Pria itu hanya tersenyum, "Jangan merasa kau sudah menang nak, lihatlah lehermu. Sebagai seorang Fighter kau masih begitu ceroboh." kata pria itu sambil menunjuk leher Ray Zen yang perlahan mengeluarkan darah segar.
Ray Zen memeriksa lehernya, benar saja, lehernya telah tersayat.
"Sayatan? Bagaimana bisa?" batinnya.
"Kau terlalu bersemangat untuk menyerang, sehingga kau lupa untuk bertahan dari serangan." jelas pria itu setelah melihat kebingungan dimata Ray Zen.
"Kuakui kau cukup hebat untuk seorang yang masih sangat muda, tetapi itu masih belum cukup untuk menjadi pemimpin kami "12 Jendral Kematian'.
"Hmm, benarkah?" tanya Ray Zen penasaran.
Ia mengusap lehernya, bersamaan dengan itu, luka sayatan dilehernya perlahan menghilang dengan sempurna.
Pria itu terdiam.
"Tipe Healer? Apakah pemuda ini kultivator tipe Ganda?" batin pria itu tidak percaya.
"Mau bertarung lagi?" ajak Ray Zen semangat.
"Sudah cukup nak, aku mengaku kalah, sekarang kau resmi menjadi tuanku. Aku akan melindungimu dan melakukan semua perintahmu." Pria itu berlutut dihadapan Ray Zen.

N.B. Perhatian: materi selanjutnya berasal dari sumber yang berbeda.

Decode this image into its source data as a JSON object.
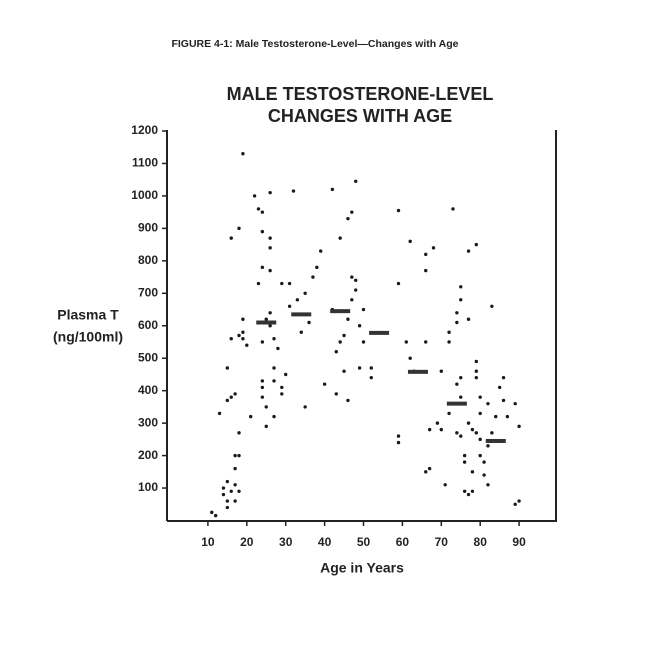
{
  "chart_data": {
    "type": "scatter",
    "caption": "FIGURE 4-1: Male Testosterone-Level—Changes with Age",
    "title": [
      "MALE TESTOSTERONE-LEVEL",
      "CHANGES WITH AGE"
    ],
    "y_label": [
      "Plasma T",
      "(ng/100ml)"
    ],
    "x_label": "Age in Years",
    "xlim": [
      0,
      100
    ],
    "ylim": [
      0,
      1200
    ],
    "xticks": [
      10,
      20,
      30,
      40,
      50,
      60,
      70,
      80,
      90
    ],
    "yticks": [
      100,
      200,
      300,
      400,
      500,
      600,
      700,
      800,
      900,
      1000,
      1100,
      1200
    ],
    "series": [
      {
        "marker": "dot",
        "color": "#1a1a1a",
        "x": [
          11,
          12,
          13,
          14,
          14,
          15,
          15,
          15,
          15,
          15,
          16,
          16,
          16,
          16,
          17,
          17,
          17,
          17,
          17,
          18,
          18,
          18,
          18,
          18,
          19,
          19,
          19,
          19,
          20,
          21,
          22,
          23,
          23,
          24,
          24,
          24,
          24,
          24,
          24,
          24,
          25,
          25,
          25,
          26,
          26,
          26,
          26,
          26,
          26,
          27,
          27,
          27,
          27,
          28,
          29,
          29,
          29,
          30,
          32,
          31,
          31,
          33,
          34,
          35,
          35,
          36,
          37,
          38,
          39,
          40,
          42,
          42,
          43,
          43,
          44,
          44,
          45,
          45,
          46,
          46,
          46,
          47,
          47,
          47,
          48,
          48,
          48,
          49,
          49,
          50,
          50,
          52,
          52,
          59,
          59,
          59,
          59,
          61,
          62,
          62,
          63,
          66,
          66,
          66,
          66,
          67,
          67,
          68,
          69,
          70,
          70,
          71,
          72,
          72,
          72,
          73,
          74,
          74,
          74,
          74,
          75,
          75,
          75,
          75,
          75,
          76,
          76,
          76,
          77,
          77,
          77,
          77,
          78,
          78,
          78,
          79,
          79,
          79,
          79,
          79,
          80,
          80,
          80,
          80,
          81,
          81,
          82,
          82,
          82,
          83,
          83,
          84,
          85,
          86,
          86,
          87,
          89,
          89,
          90,
          90
        ],
        "values": [
          25,
          15,
          330,
          80,
          100,
          470,
          120,
          60,
          40,
          370,
          380,
          90,
          870,
          560,
          390,
          200,
          160,
          110,
          60,
          200,
          570,
          900,
          270,
          90,
          1130,
          620,
          560,
          580,
          540,
          320,
          1000,
          730,
          960,
          550,
          780,
          950,
          890,
          430,
          410,
          380,
          350,
          290,
          620,
          1010,
          870,
          840,
          770,
          640,
          600,
          560,
          470,
          430,
          320,
          530,
          730,
          390,
          410,
          450,
          1015,
          730,
          660,
          680,
          580,
          700,
          350,
          610,
          750,
          780,
          830,
          420,
          1020,
          650,
          520,
          390,
          870,
          550,
          570,
          460,
          370,
          620,
          930,
          950,
          680,
          750,
          1045,
          740,
          710,
          600,
          470,
          650,
          550,
          440,
          470,
          955,
          730,
          260,
          240,
          550,
          860,
          500,
          460,
          820,
          770,
          550,
          150,
          160,
          280,
          840,
          300,
          460,
          280,
          110,
          330,
          550,
          580,
          960,
          640,
          610,
          420,
          270,
          680,
          720,
          440,
          380,
          260,
          200,
          180,
          90,
          830,
          620,
          300,
          80,
          280,
          150,
          90,
          850,
          490,
          460,
          440,
          270,
          380,
          330,
          250,
          200,
          180,
          140,
          360,
          230,
          110,
          660,
          270,
          320,
          410,
          440,
          370,
          320,
          360,
          50,
          60,
          290
        ]
      },
      {
        "marker": "dash",
        "color": "#333333",
        "x": [
          25,
          34,
          44,
          54,
          64,
          74,
          84
        ],
        "values": [
          610,
          635,
          645,
          578,
          458,
          360,
          245
        ]
      }
    ]
  }
}
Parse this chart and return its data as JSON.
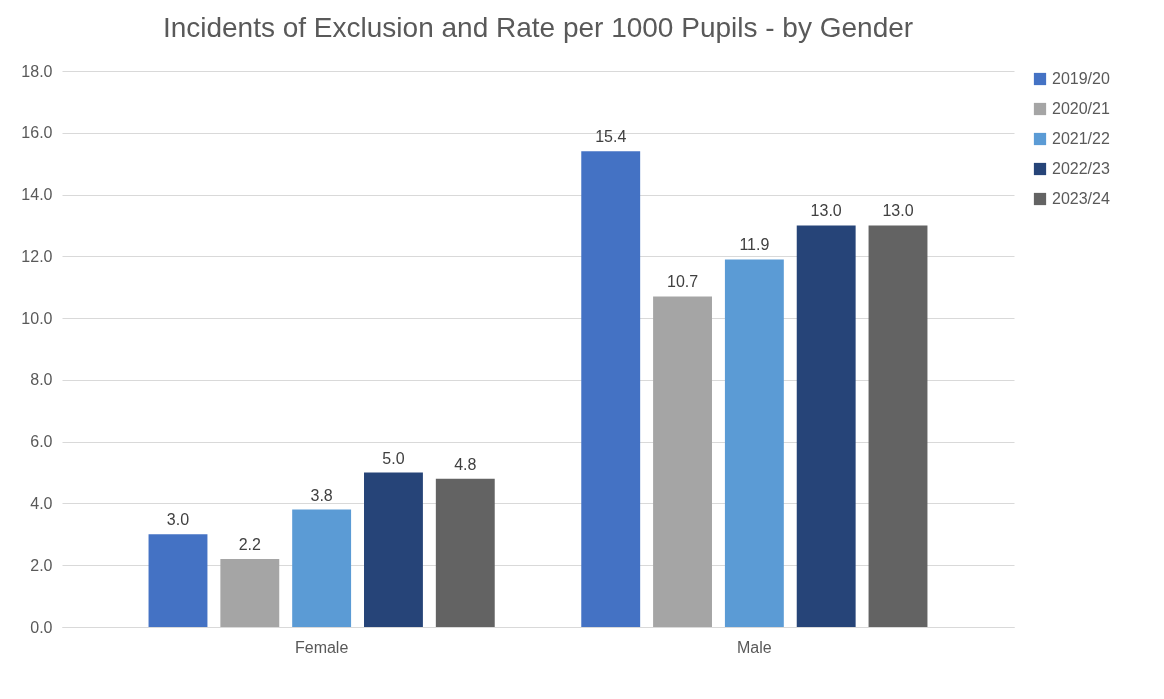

Ray Zen tersenyum puas. "Baiklah-baiklah. Kita tidak akan bertarung lagi. Bangunlah, kau tidak perlu berlutut. Sekarang kau harus menjawab pertanyaanku. Siapa namamu?"
"Nama hamba Berill tuan." jawab pria itu.
"Sepertinya kau sangat kuat, jika kau mengeluarkan seluruh kemampuanmu, mungkin kau bisa membunuhku." ucap Ray Zen.
Setelah itu, Ray Zen berjalan mendekati peti yang bertuliskan angka 11. Ia mengeluarkan kembali belati yang sebelumnya telah ia simpan. Ia pun kembali mengiris telapak tangan kirinya, membuat darah mengalir keatas peti itu. Berbeda dengan peti Berill tadi, peti itu tidak memberikan reaksi apapun.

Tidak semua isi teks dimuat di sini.